Here is a function that returns a callable.

import operator
def get_neighbors(index, shape=(M,N)):
    '''Returns a callable.

    (M,N) --> (number_of_rows, number_of_columns)
    '''
    M, N = shape
    # 2d index
    c, r = divmod(index, M)
    print(f'2d index: {(c,r)}')
    # neighbors
    cplus, cminus = c + 1, c - 1
    rplus, rminus = r + 1, r - 1
    # dot product of (c,cplus,cminus) and (r,rplus,rminus)?
    neighbors = [
        (cminus, rminus),
        (cminus, r),
        (cminus, rplus),
        (c, rplus),
        (cplus, rplus),
        (cplus, r),
        (cplus, rminus),
        (c, rminus),
    ]
    # print(neighbors)

    # validate/filter
    neighbors = [
        (col, row) for col, row in neighbors if (0 <= col < N) and (0 <= row < M)
    ]
    # print(neighbors)

    # 1d indices
    one_d = [(col * M) + row for col,row in neighbors]
    # print(one_d)
    return operator.itemgetter(*one_d)

Try it out.

>>> a = ['a', 'b', 'c', 'd', 'e', 'f', 'g', 'h', 'i', 'j', 'k', 'l', 'm', 'n', 'o', 'p', 'q', 'r', 's', 't']

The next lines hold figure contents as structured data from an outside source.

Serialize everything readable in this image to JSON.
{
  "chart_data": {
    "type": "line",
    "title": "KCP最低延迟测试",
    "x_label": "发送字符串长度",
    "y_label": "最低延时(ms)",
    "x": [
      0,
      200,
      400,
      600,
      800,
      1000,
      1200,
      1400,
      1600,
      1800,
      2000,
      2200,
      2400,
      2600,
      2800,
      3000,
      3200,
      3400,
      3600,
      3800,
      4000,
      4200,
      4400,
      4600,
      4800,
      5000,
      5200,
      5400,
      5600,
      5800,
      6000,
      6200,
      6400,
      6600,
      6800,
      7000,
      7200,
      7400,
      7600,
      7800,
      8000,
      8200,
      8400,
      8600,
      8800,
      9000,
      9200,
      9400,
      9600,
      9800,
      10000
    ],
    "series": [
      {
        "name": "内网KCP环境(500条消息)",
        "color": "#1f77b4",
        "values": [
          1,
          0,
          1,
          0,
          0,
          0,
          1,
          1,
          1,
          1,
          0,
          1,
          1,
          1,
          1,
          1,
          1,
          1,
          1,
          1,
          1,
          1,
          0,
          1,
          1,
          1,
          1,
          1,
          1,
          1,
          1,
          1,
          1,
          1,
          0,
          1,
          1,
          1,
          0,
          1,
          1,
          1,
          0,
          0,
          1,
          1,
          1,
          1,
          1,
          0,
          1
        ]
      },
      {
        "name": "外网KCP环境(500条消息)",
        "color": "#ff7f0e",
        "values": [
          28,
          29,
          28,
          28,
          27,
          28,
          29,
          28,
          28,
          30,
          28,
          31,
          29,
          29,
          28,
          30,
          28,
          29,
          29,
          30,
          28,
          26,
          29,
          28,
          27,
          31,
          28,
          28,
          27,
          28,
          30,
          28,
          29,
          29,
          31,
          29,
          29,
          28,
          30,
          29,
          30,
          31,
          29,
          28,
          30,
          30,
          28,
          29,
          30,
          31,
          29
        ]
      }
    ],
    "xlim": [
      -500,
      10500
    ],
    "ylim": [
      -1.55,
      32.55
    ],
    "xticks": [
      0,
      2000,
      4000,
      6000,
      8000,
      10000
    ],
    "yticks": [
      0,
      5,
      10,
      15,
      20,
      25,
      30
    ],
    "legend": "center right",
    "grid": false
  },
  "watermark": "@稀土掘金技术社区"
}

>>> M,N = 4,5    # nrows, ncols

'''
[['a' 'e' 'i' 'm' 'q']
 ['b' 'f' 'j' 'n' 'r']
 ['c' 'g' 'k' 'o' 's']
 ['d' 'h' 'l' 'p' 't']]
'''

>>> # i's neighbors
>>> q = get_neighbors(a.index('i'),(M,N))
2d index: (2, 0)
>>> q(a)
('e', 'f', 'j', 'n', 'm')
>>>
>>> # k's neighbors
>>> q = get_neighbors(a.index('k'),(M,N))
2d index: (2, 2)
>>> q(a)
('f', 'g', 'h', 'l', 'p', 'o', 'n', 'j')
>>>
>>> # q's neighbors
>>> q = get_neighbors(a.index('q'),(M,N))
2d index: (4, 0)
>>> q(a)
('m', 'n', 'r')
>>>

i's neighbors for different shapes

>>> M,N = 5,4
>>> q = get_neighbors(a.index('i'),(M,N))
2d index: (1, 3)
>>> q(a)
('c', 'd', 'e', 'j', 'o', 'n', 'm', 'h')
>>> M,N = 10,2
>>> q = get_neighbors(a.index('i'),(M,N))
2d index: (0, 8)
>>> q(a)
('j', 't', 's', 'r', 'h')
>>> M,N = 2,10
>>> q = get_neighbors(a.index('i'),(M,N))
2d index: (4, 0)
>>> q(a)
('g', 'h', 'j', 'l', 'k')
>>>

There is a nice discussion in the Numpy docs about making/treating a 1d thing as a Nd thing - Internal memory layout of an ndarray

The way you depicted your 1d --> 2d transformation used a column major scheme. I'm used to thinking row-major - I wrote the function to accept/expect a (nrows,ncols) shape argument but inside the function I kinda switched to column major processing. I was having to be careful so maybe that was a bad design.